Numerical integration of function where the input data is not sampled uniformly in time

131 Views Asked by At

My goal is to integrate a function $\dot{x}=f(x,u)$ (a known function) forward in time, but the inputs are not evenly spaced.

The ad-hoc solution is to just resample the input so that it is uniformly spaced, which is what I have done in Matlab's ODE45 function for some time. However, I am curious if there are methods out there that take this explicitly into account.

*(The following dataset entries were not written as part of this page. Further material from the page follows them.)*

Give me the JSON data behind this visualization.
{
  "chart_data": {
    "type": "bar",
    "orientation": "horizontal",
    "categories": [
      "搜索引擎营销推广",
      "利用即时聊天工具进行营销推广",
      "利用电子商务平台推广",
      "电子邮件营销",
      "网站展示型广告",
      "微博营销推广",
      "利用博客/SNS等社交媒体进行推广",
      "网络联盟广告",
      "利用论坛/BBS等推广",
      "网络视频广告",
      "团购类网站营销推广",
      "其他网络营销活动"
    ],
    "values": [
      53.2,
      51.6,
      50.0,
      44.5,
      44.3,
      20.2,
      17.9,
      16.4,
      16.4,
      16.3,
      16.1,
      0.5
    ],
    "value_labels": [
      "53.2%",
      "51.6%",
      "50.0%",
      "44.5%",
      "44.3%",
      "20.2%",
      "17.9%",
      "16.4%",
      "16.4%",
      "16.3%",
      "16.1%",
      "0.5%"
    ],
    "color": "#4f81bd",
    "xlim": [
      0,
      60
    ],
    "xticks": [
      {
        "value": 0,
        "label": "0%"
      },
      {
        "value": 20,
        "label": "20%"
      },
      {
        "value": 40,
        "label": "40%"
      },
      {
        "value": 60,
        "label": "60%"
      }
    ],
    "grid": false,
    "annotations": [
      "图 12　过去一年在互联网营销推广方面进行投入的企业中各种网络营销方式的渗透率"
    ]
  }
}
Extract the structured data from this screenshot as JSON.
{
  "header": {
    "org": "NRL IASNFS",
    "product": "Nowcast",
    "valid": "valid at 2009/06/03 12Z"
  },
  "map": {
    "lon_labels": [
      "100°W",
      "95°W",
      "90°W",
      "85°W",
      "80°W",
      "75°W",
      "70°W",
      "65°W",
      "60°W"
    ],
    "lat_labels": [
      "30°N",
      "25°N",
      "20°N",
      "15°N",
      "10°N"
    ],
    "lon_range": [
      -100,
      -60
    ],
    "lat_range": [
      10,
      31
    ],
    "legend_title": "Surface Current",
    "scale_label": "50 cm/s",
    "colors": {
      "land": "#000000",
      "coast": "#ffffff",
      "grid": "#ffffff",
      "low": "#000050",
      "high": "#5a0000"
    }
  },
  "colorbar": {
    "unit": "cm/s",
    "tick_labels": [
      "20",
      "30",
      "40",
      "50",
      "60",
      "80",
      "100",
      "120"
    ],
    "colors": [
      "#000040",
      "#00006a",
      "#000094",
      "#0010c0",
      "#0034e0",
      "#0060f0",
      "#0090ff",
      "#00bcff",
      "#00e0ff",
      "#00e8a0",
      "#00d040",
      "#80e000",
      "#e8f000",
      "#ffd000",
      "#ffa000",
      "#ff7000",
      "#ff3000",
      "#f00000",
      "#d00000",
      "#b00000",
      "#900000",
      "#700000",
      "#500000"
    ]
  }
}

I have Googled for these methods, but putting in the word variable/non-uniform is usually interpreted as the step size that the method itself chooses for accuracy, which is not what I want.

1

There are 1 best solutions below

0
On BEST ANSWER

Suppose you know $x(t-a)$, and $x(t+b)$. Using Taylor expansions, you have $$ x(t-a) = x(t) - ax'(t) + \frac{a^2}{2} x''(t) + O(a^3) $$ and $$ x(t+b) = x(t) + bx'(t) + \frac{b^2}{2} x''(t) + O(b^3). $$ Recall $x'(t)=f(x,u)$. So,

$$ x(t-a) \approx x(t) - af(x(t),u) $$ $$ x(t+b) \approx x(t) + bf(x(t),u) $$

You have 2 equations and two unknowns. ($x(t)$ and $f(x(t),u)$. In other words, you can always derive some sort of relation for the value of the function with non-uniform spacing via a Taylor series. The catch here is that, unlike evenly-spaced samples, the we don't get an extra order of magnitude for free (via exact cancellation).

Another perfectly fine technique is to simply run a sufficiently good interpolating polynomial (purposefully vague here!) and take exact derivatives of that wherever necessary.